What does it actually do?
The Automatic Smart Driving Assistant and its companion smartphone app aim to make monitoring your vehicle’s performance as simple as monitoring your personal performance with a Fitbit or Nike FuelBand. As you drive, the Automatic sensor monitors your fuel economy, acceleration, deceleration, and speed. At the end of each week, Automatic compiles all of this data via the app and assigns a driving score. At the end of each trip, the app also compares your fuel economy with the EPA estimated values for your particular vehicle and lets you know how much the trip cost you using real-time fuel prices.
Meanwhile, it’s also tracking and logging your GPS position and can show you individual trips and routes on a map to let you know where you’ve been and how you got there. (This can be useful for helping drivers to learn their driving habits and in planning to possibly combine future trips.) At the end of each trip, Automatic also automatically logs the GPS position of your parked car so you can navigate back to your ride.

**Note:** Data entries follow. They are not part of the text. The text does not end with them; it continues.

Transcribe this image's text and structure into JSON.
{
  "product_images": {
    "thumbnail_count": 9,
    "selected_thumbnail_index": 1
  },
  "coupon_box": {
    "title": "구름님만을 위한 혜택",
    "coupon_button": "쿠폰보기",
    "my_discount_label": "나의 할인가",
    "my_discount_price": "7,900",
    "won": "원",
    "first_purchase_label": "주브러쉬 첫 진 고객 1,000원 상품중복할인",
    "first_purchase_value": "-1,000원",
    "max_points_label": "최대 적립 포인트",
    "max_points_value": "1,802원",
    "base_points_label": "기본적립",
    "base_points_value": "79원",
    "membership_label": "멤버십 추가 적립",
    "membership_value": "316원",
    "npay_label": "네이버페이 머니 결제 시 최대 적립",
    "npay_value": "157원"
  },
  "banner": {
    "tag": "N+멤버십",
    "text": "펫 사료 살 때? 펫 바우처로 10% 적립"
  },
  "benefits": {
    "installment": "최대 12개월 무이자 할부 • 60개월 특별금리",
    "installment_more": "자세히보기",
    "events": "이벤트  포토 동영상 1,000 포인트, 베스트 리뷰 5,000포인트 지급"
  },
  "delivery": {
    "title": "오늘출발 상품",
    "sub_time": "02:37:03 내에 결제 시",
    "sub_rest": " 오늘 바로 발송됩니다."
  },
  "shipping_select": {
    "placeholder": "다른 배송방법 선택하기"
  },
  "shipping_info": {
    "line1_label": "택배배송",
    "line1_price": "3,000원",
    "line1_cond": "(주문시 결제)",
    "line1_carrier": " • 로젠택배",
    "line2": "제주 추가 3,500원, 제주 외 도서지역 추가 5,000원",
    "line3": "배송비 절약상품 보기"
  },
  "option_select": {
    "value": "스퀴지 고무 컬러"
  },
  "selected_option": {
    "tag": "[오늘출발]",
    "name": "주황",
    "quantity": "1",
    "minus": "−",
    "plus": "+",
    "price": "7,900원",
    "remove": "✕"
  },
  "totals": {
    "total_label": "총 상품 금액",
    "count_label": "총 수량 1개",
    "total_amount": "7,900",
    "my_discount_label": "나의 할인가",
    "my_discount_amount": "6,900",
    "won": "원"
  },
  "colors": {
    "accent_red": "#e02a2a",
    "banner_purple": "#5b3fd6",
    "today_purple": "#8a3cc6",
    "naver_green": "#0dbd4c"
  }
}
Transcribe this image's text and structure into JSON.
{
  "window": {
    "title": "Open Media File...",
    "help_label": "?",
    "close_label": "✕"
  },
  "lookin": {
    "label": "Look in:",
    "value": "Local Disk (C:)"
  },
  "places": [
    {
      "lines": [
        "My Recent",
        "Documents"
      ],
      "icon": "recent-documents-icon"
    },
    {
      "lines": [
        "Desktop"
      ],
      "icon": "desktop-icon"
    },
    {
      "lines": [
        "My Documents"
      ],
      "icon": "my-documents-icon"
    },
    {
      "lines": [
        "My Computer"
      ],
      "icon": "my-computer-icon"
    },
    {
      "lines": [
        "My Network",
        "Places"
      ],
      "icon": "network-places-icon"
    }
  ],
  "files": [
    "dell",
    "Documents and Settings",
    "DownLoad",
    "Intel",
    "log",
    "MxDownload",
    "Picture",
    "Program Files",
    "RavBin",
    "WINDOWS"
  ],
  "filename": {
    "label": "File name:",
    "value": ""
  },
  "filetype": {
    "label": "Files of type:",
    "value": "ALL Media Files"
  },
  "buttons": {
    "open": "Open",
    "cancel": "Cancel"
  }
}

In the event that your car throws a Check Engine light, Automatic and its app will allow users to download the trouble code that caused the light to illuminate and automatically search an online database to explain what that code means and whether you should see a mechanic. In the event that the code was caused by something simple, such as a missing fuel cap, Automatic will also allow the user to clear the code and the Check Engine light.
Finally, should Automatic’s built-in accelerometer detect that you’ve been in a crash, the app can automatically contact emergency 911 services with your name, current location, and vehicle description. In the event that that crash was just a really, really big pothole, you can cancel the emergency call with the app on your smartphone.
How is this different from other OBD-II readers?
One of the problems that many users have with other fuel economy monitors or diagnostic devices is that they require quite a bit of know-how and inputting of parameters to get them working properly. (I’d wager that three of five people that I know don’t even know their vehicle’s engine displacement.) Even I have a hard time tweaking most OBD readers to accurately report fuel economy for CNET’s poor Chevrolet Aveo test car.
Like those fitness devices mentioned earlier, the Automatic Smart Driving Assistant pairs with the Apple iPhone 4S and 5 via a Bluetooth 4.0 Low Energy connection, to preserve as much of your handset’s precious battery life as possible. There’s not much setup involved, Automatic’s designers have aimed at making the system as plug-and-play as possible. Simply plug the device into your car’s diagnostics port, pair the device with the app running on your smartphone and (if your vehicle isn’t automatically recognized as many will be) scan your car’s VIN bar code to automatically calibrate the device using an online database for the most accurate reading from your car without having to know anything about your car.
Do I really need another driving distraction?
One other way that Automatic distinguishes itself from other fuel economy monitors and diagnostic devices is that it does its thing automatically and without interaction from the driver. When you enter the vehicle, the Automatic and your phone automatically pair and the app automatically starts logging your location, driving habits, and fuel usage. The phone can stay in your pocket or can be used for other purposes, such as navigation, hands-free calling, or audio streaming to a car stereo without interrupting the process. Later, when you’re not driving and are ready to look at the data, it will all be there in the app.
Users can set audible alerts for high speeds and sudden acceleration or deceleration, often symptoms of inefficient driving. When the Automatic senses any of these conditions with either its built-in accelerometer or speed sensor, it can sound a beep with its built-in speaker. If audible alerts are disabled, the Automatic and its app can still log these events for viewing alongside the rest of the fuel economy and driving data later.
When can I get one and for how much?
The Automatic Smart Driving Assistant is available for preorder on Automatic Labs’ Web site for $69.95. The device will ship with iPhone 4S and 5 compatibility in May 2013. Android compatibility for select Bluetooth Low Energy-capable handsets will be added in the fall. For a projected list of those Android devices that will be supported, see Automatic’s Web site.